First I copied McCain’s position to a Word document. At first glance, I thought it missed some and checked his site again. I got it all. It was a sparse 484 words (including the title). I don’t need a lot of words. The more words in his solutions, the more I have to read. It’s kind of ironic I don’t want to read a whole lot to write an analysis on education. I can deal with the irony. Let me sum of McCain’s proposal in two words; Choice and Accountability. That’s three words but I think it is fair to not to count “and”. Somehow, although not clear from his program, McCain relies on “honest reporting.” I’m concerned he might be considering No Child Left Behind as honest reporting. Unfortunately, NCLB doesn’t have a test. Each state or district has its own testing criteria. There is no consistent method of measuring graduation rates (note that the 70% is likely to be understated). Also there are no measurements of after school participation, extracurricular activities or internships.

Basically, McCain relies on parents seeing the reports, however honest they are or are not, then moving their children to a better school. Federal dollars (which only supplement the schools locally funded budget) would follow the child to the new school. Schools would be forced to compete to be better because if enough students leave, presumably, the school could no longer afford to stay open. Theoretically, this would drive administration and teachers to perform at their best. Unfortunately it provides zero incentives in small town America where there may be no other schools to go to. In areas where most schools are poor performing, an administration really will have no incentive to be more than mediocre. Mediocre when the competition sucks is actually pretty good.

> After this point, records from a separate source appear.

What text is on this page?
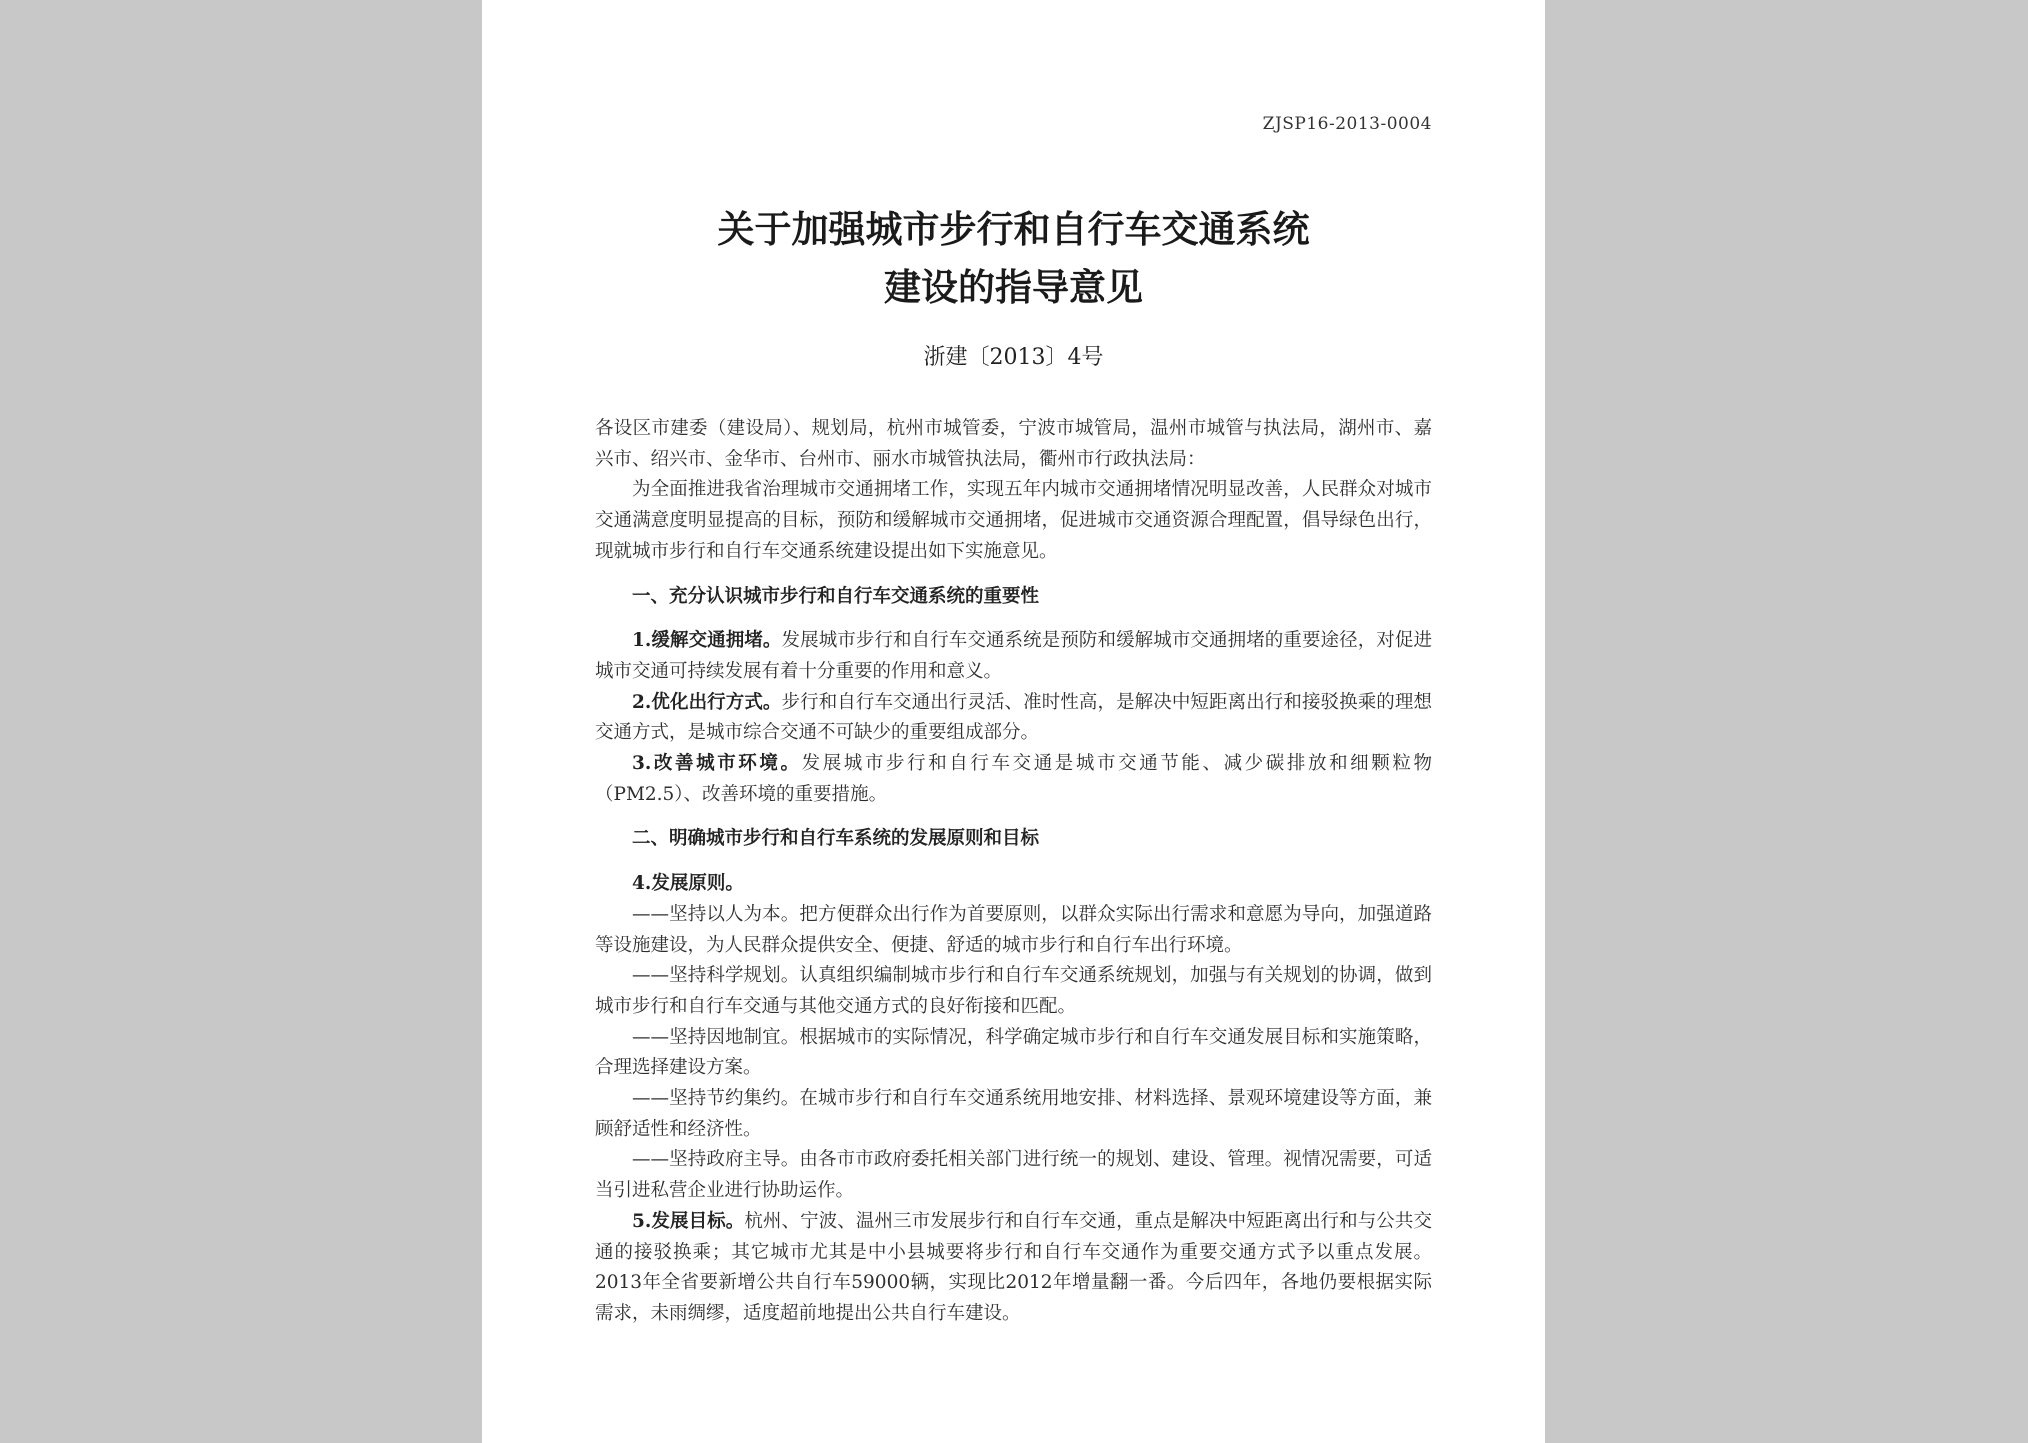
ZJSP16-2013-0004
关于加强城市步行和自行车交通系统
建设的指导意见
浙建〔2013〕4号

各设区市建委（建设局）、规划局，杭州市城管委，宁波市城管局，温州市城管与执法局，湖州市、嘉兴市、绍兴市、金华市、台州市、丽水市城管执法局，衢州市行政执法局：

为全面推进我省治理城市交通拥堵工作，实现五年内城市交通拥堵情况明显改善，人民群众对城市交通满意度明显提高的目标，预防和缓解城市交通拥堵，促进城市交通资源合理配置，倡导绿色出行，现就城市步行和自行车交通系统建设提出如下实施意见。

一、充分认识城市步行和自行车交通系统的重要性

1.缓解交通拥堵。发展城市步行和自行车交通系统是预防和缓解城市交通拥堵的重要途径，对促进城市交通可持续发展有着十分重要的作用和意义。

2.优化出行方式。步行和自行车交通出行灵活、准时性高，是解决中短距离出行和接驳换乘的理想交通方式，是城市综合交通不可缺少的重要组成部分。

3.改善城市环境。发展城市步行和自行车交通是城市交通节能、减少碳排放和细颗粒物（PM2.5）、改善环境的重要措施。

二、明确城市步行和自行车系统的发展原则和目标

4.发展原则。

——坚持以人为本。把方便群众出行作为首要原则，以群众实际出行需求和意愿为导向，加强道路等设施建设，为人民群众提供安全、便捷、舒适的城市步行和自行车出行环境。

——坚持科学规划。认真组织编制城市步行和自行车交通系统规划，加强与有关规划的协调，做到城市步行和自行车交通与其他交通方式的良好衔接和匹配。

——坚持因地制宜。根据城市的实际情况，科学确定城市步行和自行车交通发展目标和实施策略，合理选择建设方案。

——坚持节约集约。在城市步行和自行车交通系统用地安排、材料选择、景观环境建设等方面，兼顾舒适性和经济性。

——坚持政府主导。由各市市政府委托相关部门进行统一的规划、建设、管理。视情况需要，可适当引进私营企业进行协助运作。

5.发展目标。杭州、宁波、温州三市发展步行和自行车交通，重点是解决中短距离出行和与公共交通的接驳换乘；其它城市尤其是中小县城要将步行和自行车交通作为重要交通方式予以重点发展。2013年全省要新增公共自行车59000辆，实现比2012年增量翻一番。今后四年，各地仍要根据实际需求，未雨绸缪，适度超前地提出公共自行车建设。
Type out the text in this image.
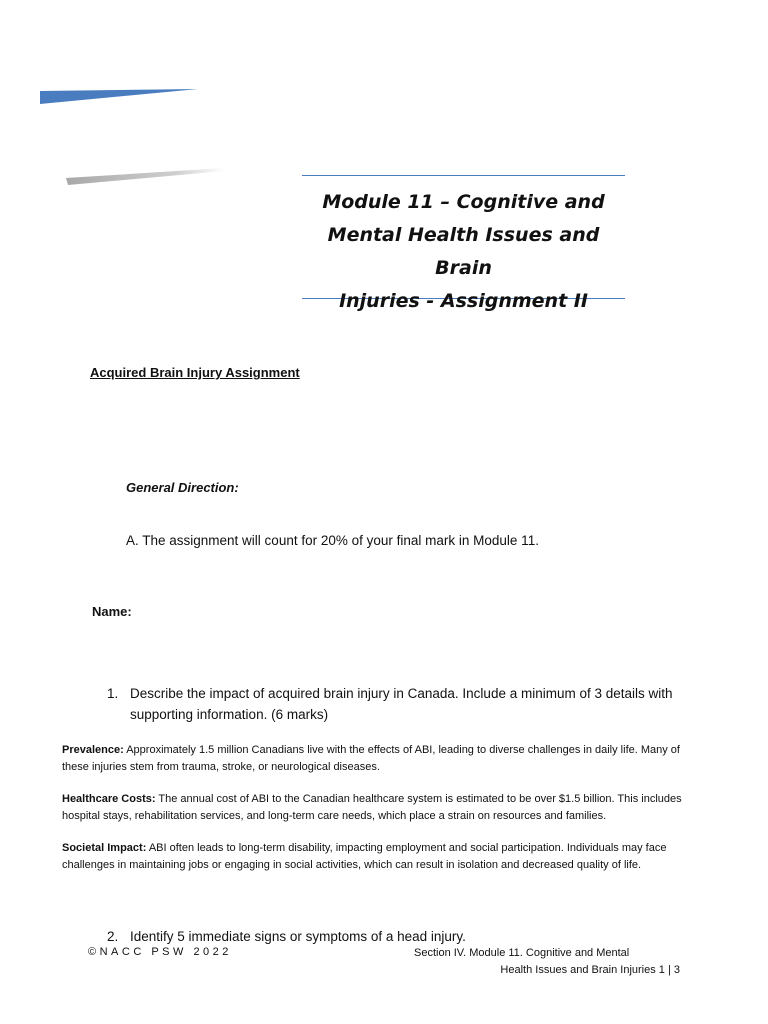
Module 11 – Cognitive and
Mental Health Issues and Brain
Injuries - Assignment II
Acquired Brain Injury Assignment
General Direction:
A. The assignment will count for 20% of your final mark in Module 11.
Name:
1. Describe the impact of acquired brain injury in Canada. Include a minimum of 3 details with supporting information. (6 marks)
Prevalence: Approximately 1.5 million Canadians live with the effects of ABI, leading to diverse challenges in daily life. Many of these injuries stem from trauma, stroke, or neurological diseases.
Healthcare Costs: The annual cost of ABI to the Canadian healthcare system is estimated to be over $1.5 billion. This includes hospital stays, rehabilitation services, and long-term care needs, which place a strain on resources and families.
Societal Impact: ABI often leads to long-term disability, impacting employment and social participation. Individuals may face challenges in maintaining jobs or engaging in social activities, which can result in isolation and decreased quality of life.
2. Identify 5 immediate signs or symptoms of a head injury.
©NACC PSW 2022	Section IV. Module 11. Cognitive and Mental
Health Issues and Brain Injuries 1 | 3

The program works well for middle class students in areas with multiple schools in a reasonable area. Currently, many middle class parents consider school performance before deciding where to live. This will allow parents to separate the decisions of home and school. It will require commuting. That brings us to poor single parents who would have an issue commuting their kids to better schools. McCain is not proposing bussing support. He doesn’t seem to have a plan for who gets into the school. I’m assuming the best school will have more students trying to get in then it has capability for. How is the administration going to select from students. Could a person who lives across the street be left out of a school because too many people from across town want in?

McCain’s program seems like it should be a small part of a bigger program. The affects would be slow and there are too many ways where schools will have no incentive to improve.

Then to Obama’s plan. Obama is planning from birth to graduation from college. He also has a lot of effort put into leveling the education access for the poor. His plan looks at incentives for schools, teachers and students. The main issue with such a comprehensive plan is money. It will be expensive to execute. Obama and I will be always have an issue where he is going to want to spend more of my money than I will want him to spend. At least with education, I can agree on it being a priority.

A quick run down of Obama’s plan:
Provide grants to states to promote voluntary universal pre-school. My kids went to preschool part time. We tried three different schools over their preschool career. The final one they went to is one we are very happy with, but I question how much education they are receiving. This point I have to think is not worth the money.

Quadruple funding for the existing programs of Early Head Start and Head Start in addition to improving the quality of these programs. He does not admit to a plan on how to improve these programs but I am generally a fan of how these programs work currently.

He wants to provide affordably high-quality child care to ease the burden on working families. His words. I don’t really think this is the job of the federal government. Again, don’t spend my money here.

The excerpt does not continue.